Not quite -- it's even a bit worse than that.

Because 'income per capita' still includes the income of CEOs and owners, who also extract their income from actual workers.

[-] Telemachus93@slrpnk.net 3 points 2 hours ago

I doubt it's exactly that simple, because the GDP is the sum of monetary values of all transactions in a region/country. The most important aspect is probably that a company's costs are not subtracted from the GDP. And there's of course more costs than just the workers' salaries: materials, insurance, property taxes, sales taxes just to name a few.

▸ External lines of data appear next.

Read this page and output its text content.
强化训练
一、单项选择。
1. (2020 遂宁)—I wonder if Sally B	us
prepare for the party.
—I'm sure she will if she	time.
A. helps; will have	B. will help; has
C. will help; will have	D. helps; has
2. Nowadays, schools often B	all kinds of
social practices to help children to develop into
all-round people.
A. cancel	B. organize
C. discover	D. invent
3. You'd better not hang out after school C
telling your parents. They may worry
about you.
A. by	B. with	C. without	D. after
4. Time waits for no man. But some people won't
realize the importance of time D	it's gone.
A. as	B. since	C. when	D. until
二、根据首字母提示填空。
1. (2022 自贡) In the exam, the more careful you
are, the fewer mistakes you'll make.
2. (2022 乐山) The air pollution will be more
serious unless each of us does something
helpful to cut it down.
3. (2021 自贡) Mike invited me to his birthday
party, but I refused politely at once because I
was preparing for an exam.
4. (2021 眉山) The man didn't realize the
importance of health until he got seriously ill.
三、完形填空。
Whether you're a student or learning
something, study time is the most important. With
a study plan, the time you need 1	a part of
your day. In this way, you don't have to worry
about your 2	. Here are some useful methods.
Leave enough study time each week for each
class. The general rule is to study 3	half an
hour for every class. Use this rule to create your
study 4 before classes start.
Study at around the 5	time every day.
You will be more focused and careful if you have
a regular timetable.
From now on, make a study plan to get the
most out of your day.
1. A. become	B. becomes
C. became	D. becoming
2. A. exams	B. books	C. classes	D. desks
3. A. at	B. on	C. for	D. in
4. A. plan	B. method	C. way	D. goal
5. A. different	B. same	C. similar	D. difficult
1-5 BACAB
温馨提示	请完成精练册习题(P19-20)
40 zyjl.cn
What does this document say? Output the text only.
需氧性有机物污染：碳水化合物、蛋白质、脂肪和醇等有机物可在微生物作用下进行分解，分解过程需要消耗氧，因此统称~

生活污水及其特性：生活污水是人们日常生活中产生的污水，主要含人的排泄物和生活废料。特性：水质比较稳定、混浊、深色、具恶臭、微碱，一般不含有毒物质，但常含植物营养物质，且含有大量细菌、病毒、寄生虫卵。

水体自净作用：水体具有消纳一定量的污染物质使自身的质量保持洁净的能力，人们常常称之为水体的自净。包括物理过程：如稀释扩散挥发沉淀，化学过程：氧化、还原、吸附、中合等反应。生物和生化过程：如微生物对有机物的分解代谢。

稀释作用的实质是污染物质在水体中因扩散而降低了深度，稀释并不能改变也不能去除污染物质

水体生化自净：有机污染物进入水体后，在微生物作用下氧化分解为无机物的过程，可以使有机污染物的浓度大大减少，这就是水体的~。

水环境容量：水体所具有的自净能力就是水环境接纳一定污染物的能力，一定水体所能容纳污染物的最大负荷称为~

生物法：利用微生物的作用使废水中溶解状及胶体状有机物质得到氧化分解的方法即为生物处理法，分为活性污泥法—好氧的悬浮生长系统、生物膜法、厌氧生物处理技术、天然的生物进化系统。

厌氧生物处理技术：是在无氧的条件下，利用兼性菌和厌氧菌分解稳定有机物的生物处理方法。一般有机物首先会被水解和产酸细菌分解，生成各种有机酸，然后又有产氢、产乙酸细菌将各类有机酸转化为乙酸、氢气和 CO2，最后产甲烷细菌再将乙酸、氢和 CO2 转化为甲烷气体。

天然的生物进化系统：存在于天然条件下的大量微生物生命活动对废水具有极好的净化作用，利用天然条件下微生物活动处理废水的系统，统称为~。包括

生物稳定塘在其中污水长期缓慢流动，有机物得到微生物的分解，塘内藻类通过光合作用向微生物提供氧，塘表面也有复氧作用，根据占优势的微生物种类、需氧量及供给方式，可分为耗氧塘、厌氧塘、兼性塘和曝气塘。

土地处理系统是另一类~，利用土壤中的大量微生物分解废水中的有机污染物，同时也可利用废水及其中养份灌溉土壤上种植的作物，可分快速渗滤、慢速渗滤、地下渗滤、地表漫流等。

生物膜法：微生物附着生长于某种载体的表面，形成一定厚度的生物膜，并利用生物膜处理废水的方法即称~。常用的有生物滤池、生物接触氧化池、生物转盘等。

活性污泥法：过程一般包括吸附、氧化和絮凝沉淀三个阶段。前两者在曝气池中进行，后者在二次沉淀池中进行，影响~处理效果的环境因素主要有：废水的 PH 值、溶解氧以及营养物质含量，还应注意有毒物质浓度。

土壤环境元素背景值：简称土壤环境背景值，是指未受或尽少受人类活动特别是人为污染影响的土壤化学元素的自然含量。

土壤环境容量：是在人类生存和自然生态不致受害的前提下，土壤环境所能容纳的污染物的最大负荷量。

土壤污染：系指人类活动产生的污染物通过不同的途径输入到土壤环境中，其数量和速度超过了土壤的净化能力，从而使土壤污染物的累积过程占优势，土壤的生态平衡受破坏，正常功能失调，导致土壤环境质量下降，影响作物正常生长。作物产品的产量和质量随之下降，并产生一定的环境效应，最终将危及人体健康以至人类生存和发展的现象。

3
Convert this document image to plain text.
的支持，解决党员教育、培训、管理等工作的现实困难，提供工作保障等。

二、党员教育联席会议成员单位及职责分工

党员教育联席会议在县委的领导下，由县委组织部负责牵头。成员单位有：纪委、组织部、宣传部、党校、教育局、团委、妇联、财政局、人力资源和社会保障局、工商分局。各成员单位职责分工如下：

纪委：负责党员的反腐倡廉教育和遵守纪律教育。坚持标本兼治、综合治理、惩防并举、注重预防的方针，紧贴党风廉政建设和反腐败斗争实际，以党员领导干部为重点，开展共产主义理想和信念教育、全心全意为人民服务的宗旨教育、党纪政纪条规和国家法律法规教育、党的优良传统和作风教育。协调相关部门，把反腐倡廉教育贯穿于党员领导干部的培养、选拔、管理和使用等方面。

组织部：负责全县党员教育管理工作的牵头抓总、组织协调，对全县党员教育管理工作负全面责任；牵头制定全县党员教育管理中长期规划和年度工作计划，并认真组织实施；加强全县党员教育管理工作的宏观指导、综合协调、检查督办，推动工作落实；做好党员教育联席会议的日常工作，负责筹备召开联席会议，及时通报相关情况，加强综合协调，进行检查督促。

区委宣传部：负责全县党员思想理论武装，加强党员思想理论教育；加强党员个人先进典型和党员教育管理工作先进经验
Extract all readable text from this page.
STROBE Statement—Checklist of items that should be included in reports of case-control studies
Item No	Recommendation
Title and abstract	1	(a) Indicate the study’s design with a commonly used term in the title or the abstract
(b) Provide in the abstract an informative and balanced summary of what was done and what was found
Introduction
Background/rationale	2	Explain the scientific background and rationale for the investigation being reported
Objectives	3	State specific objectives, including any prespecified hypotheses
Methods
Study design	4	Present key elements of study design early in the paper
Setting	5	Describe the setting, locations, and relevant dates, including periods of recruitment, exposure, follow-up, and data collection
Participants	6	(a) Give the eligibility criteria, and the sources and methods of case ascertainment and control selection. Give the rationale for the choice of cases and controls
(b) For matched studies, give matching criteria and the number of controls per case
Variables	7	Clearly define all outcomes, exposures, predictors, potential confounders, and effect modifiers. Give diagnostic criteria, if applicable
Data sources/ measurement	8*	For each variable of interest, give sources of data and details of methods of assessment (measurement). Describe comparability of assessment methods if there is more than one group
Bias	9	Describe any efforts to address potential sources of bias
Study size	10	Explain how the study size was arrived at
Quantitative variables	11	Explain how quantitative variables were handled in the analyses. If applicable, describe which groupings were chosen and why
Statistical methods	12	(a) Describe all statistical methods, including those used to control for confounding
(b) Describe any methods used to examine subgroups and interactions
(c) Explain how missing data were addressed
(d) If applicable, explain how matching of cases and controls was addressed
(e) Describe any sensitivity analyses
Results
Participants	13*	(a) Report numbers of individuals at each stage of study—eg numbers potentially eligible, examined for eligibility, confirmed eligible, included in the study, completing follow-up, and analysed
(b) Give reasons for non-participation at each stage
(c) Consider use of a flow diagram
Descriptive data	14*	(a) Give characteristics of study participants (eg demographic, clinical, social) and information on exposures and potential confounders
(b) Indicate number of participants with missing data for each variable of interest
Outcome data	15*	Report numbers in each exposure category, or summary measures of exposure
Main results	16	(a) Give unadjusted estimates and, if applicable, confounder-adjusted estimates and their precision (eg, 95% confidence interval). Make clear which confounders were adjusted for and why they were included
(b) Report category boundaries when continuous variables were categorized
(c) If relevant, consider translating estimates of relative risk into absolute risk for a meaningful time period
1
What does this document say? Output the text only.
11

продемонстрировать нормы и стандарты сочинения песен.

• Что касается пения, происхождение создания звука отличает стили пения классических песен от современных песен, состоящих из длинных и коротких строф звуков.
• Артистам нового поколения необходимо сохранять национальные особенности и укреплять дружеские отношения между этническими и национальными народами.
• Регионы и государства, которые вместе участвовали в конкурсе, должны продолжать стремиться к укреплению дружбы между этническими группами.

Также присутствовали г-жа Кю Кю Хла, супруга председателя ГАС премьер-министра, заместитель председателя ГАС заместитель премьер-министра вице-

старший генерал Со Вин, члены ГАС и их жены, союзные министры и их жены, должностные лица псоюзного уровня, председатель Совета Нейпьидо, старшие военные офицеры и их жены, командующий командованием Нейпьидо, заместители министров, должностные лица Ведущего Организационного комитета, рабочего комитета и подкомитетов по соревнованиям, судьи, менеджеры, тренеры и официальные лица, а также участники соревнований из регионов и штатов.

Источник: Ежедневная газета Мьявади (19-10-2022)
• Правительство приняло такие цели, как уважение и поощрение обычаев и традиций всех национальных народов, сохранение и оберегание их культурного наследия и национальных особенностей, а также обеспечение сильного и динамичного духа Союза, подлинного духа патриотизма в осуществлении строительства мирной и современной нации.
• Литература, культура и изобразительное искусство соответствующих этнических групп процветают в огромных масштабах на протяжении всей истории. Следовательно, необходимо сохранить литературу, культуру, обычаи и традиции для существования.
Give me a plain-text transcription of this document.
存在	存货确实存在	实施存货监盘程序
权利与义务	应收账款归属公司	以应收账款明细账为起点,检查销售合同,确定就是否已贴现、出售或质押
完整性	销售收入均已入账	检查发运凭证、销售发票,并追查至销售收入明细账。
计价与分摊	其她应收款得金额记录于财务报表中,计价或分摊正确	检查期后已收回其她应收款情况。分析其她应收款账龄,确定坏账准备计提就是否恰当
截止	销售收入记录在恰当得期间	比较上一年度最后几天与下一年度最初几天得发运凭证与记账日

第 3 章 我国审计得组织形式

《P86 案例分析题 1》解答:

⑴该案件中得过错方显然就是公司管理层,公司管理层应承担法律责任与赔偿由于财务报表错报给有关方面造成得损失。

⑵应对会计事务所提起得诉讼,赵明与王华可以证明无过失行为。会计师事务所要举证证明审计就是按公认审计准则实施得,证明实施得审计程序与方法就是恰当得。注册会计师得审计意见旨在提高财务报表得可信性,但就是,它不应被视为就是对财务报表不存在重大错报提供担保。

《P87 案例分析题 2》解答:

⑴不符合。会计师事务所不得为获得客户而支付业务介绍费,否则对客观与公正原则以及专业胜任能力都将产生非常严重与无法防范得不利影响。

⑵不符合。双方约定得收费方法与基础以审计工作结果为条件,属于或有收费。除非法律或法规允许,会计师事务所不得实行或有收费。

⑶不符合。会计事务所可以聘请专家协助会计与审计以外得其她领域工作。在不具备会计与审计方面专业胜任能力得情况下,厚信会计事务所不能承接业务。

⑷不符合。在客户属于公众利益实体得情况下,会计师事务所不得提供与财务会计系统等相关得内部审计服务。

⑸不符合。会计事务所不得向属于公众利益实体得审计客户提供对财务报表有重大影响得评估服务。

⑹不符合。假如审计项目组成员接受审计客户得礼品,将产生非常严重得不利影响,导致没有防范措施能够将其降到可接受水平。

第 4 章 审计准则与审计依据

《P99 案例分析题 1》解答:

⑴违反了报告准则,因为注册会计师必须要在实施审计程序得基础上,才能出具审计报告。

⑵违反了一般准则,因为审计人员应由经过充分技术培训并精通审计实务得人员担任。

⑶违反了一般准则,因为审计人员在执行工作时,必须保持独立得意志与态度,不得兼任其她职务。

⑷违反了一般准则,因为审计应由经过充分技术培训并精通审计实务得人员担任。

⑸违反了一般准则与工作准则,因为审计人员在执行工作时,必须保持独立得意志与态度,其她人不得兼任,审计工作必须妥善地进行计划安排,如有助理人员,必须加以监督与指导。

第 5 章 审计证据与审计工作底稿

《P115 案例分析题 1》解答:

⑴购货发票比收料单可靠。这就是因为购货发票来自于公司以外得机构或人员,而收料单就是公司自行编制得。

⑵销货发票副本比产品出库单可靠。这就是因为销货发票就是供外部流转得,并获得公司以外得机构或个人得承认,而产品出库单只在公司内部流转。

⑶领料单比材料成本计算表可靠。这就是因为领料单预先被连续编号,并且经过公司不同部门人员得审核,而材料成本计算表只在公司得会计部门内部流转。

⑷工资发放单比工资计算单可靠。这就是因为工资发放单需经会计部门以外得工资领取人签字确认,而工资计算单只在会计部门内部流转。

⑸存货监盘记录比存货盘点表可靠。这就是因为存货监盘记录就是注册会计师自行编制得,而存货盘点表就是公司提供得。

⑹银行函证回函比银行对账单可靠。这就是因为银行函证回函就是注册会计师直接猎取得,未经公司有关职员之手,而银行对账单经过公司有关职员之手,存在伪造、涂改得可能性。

[-] workerONE@lemmy.world 1 points 2 hours ago

One company's costs are another company's product or service, so they are included. However it doesn't include costs from international vendors. I'm sure there's more I can't think of

[-] Skyrmir@lemmy.world 1 points 2 hours ago

Imports are subtracted from gdp.

[-] workerONE@lemmy.world 1 points 1 hour ago

I said GDP doesn't include purchases from international vendors. They're not subtracted they're never included to begin with

[-] Lodespawn@aussie.zone 3 points 3 hours ago

The difference would also include the cost of raw materials, equipment and servicing debt. Arguably the equipment while depreciating is part of the assets of the company, but it isn't exactly profit unless they liquidate and fold.

[-] workerONE@lemmy.world 2 points 2 hours ago* (last edited 2 hours ago)

The GDP includes all goods and services produced in a time frame. If you buy equipment yes it is a cost but it doesn't change the equation because that equipment is a product from a vendor that is also included in GDP (unless it's purchased from an international vendor). I believe servicing debt is a service and included in GDP. I'm sort of trying to back into the correct number using gross figures. The way you are describing, which is the way each company does it, is the correct way to do it.

[-] Lodespawn@aussie.zone 2 points 2 hours ago

Yeah i guess you're right, if you look at it like that it probably is accounting for most reinvestment of profit in a given business because they would have to spend that on something. My gut feeling tells me it can't be that simple but I have no evidence to suggest why it isn't, I'm also an engineer not an economist.